Cinco da manhã. Pouca cafeína. Muitos cigarros. Enxaqueca. Comprimo o corpo em posição fetal. Frio, muito frio. Abraço as minhas pernas roxas e arrepiadas. Repuxo o velho lençol amarelado, devagar. Ele não deve perceber, ou deve? No fundo, ele precisa notar que está sendo descoberto e exposto ao vento. Quero que me note. É necessário perceber a minha pele gélida aguardando os braços do homem. Ele hiberna, rude, urso da caverna. Estou frágil, sozinho, a prostituta da noite se converte em freira da manhã. As minhas costas aguardam aqueles mamilos fervendo. Era o corpo dentro de mim e nada resta além do lençol estreito, do bárbaro a roncar de barriga para cima em uma solidão clara e íntima, da minha fragilidade aguda de esqueletinho confrangido.
A devassidão, a indiferença, eu me envergonho por não usar os escudos com a devida precisão e maestria. A gente trepa, a gente geme de prazer. Ele é mais um na vasta lista, vou superar, vou prosseguir. Ele mal perde tempo para pensar se eu sou apenas outro. Ele coloca a camisa, o terno, a gravata e desaparece. Sem beijo na testa, sem suspirar, sem dar sinal de que vai pensar em mim, na minha voz, de que vai voltar. São dias cheios, tanto para ler, para aprender, para criar, para viver. Para mim o oco. Para ele o leque, o mundo, tudo. Para mim o demônio atrás daquele sorriso, o chá de espera, o cinzeiro transbordando, a cabeça latejando, o sonho, aquele rosto, aquelas palavras, o cheiro de sexo exalado pelo meu corpo, tão dele, tão prosaico que ele jogou fora sem olhar para trás, sem hesitar.
Dias de fel. Mais cafeína. Duas carteiras de cigarros por dia. Gastrite. Abro e fecho a porta desse quartinho imundo inúmeras vezes ao dia para olhar as escadas, para observar se não há alguém se aproximando, para esperar que ele passe novamente por essa entrada, que tome as chaves e as rédeas da minha vida por mais que uma noite. Amargo a inveja, o ódio, a saudade, o amor. Eu o detesto, rogo para um deus lua, para um deus sol, rogo que lhe atravessem a espada na cabeça, clamo por uma justiça interna, uma justiça só minha, rezo para que morra e leve a sua doce princesa nos seus pertences. O seu coração batendo me ensurdece, a sua respiração me rouba o ar, preciso da sua morte para continuar sendo.

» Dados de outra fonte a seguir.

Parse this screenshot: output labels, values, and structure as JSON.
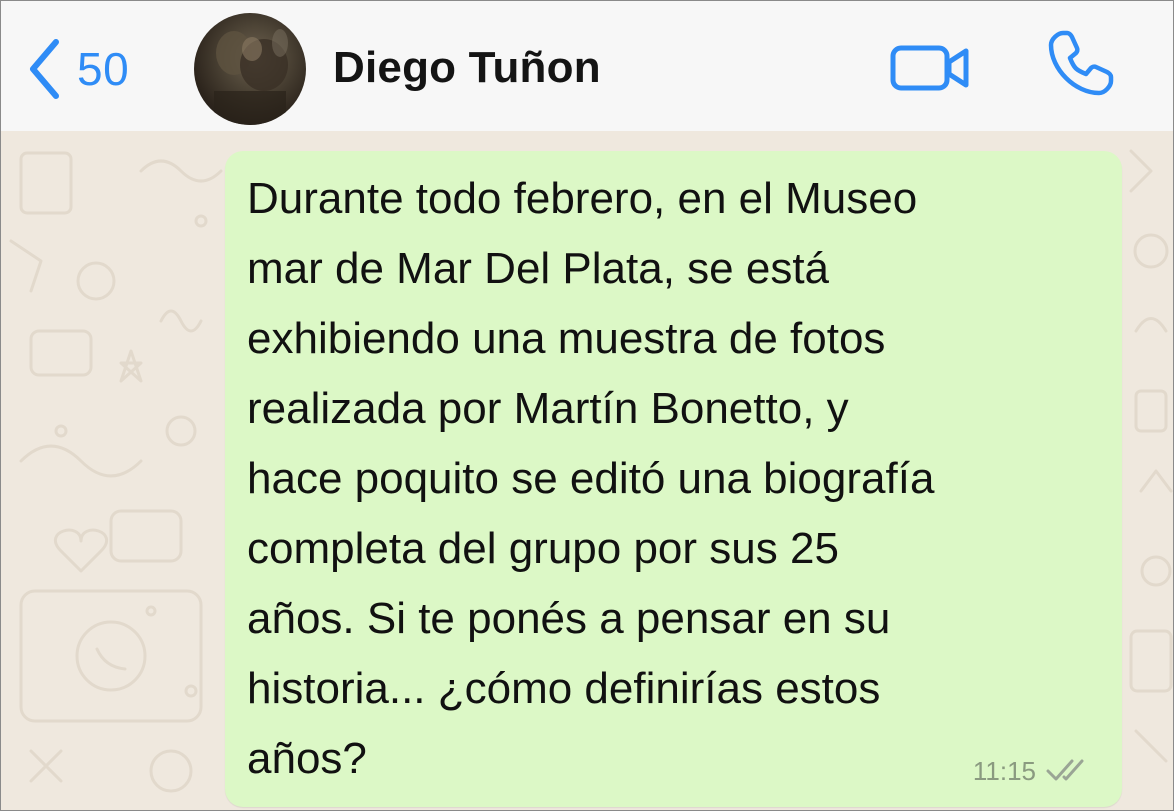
{
  "header": {
    "back_count": "50",
    "contact_name": "Diego Tuñon",
    "icons": {
      "back": "chevron-left-icon",
      "video": "video-camera-icon",
      "call": "phone-icon"
    },
    "accent_color": "#2f8cf6"
  },
  "message": {
    "lines": [
      "Durante todo febrero, en el Museo",
      "mar de Mar Del Plata, se está",
      "exhibiendo una muestra de fotos",
      "realizada por Martín Bonetto, y",
      "hace poquito se editó una biografía",
      "completa del grupo por sus 25",
      "años. Si te ponés a pensar en su",
      "historia... ¿cómo definirías estos",
      "años?"
    ],
    "time": "11:15",
    "status_icon": "double-check-icon",
    "bubble_color": "#dcf8c6"
  },
  "chat_background_color": "#efe8de"
}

Longe do ninho. Expulso do paraíso. Ele ainda não recusou o Éden, mantém a sua Eva intacta, a sua felicidade em progressiva construção, sonhos, beleza, doçura. O belo me expeliu, o jardim me vomitou, e ele continuou pisando no meu cadáver, apertando nas mãos as minhas mãos, trazendo para perto de mim o desprezado cão da felicidade para lamber os joelhos, arrancando a minha pele com os dentes para ver se ainda há vida e brilho nessa carcaça, testando os limites da minha perversão e má índole, procurando trigo no joio que tomou conta de todo o solo fértil.
Mas agora ele acorda, ele não quer, ele não precisa buscar, já tem seu reino, seus servos, seus dias perfeitos, tudo muito bem guardado em uma redoma de vidro, que não posso perfurar. Não posso mais mostrar a lama, nem a mesquinharia, nem o desejo perverso, nem as minhas lágrimas de sangue derramadas por não tê-lo trazido ao meu poço. Chuto com força e muita vontade para longe o desprezado cão da felicidade que me olha com aqueles olhinhos úmidos, esperando a minha compaixão, esperando que o tome nos braços e acarinhe o focinho. Amarro latinhas na cauda. Risco um fósforo e atiro com gasolina no cão judiado. No fundo eu só quero essa minha justiça íntima. Fui assassinado e assassino. Eu ainda vou pisar com salto agulha na sua garganta.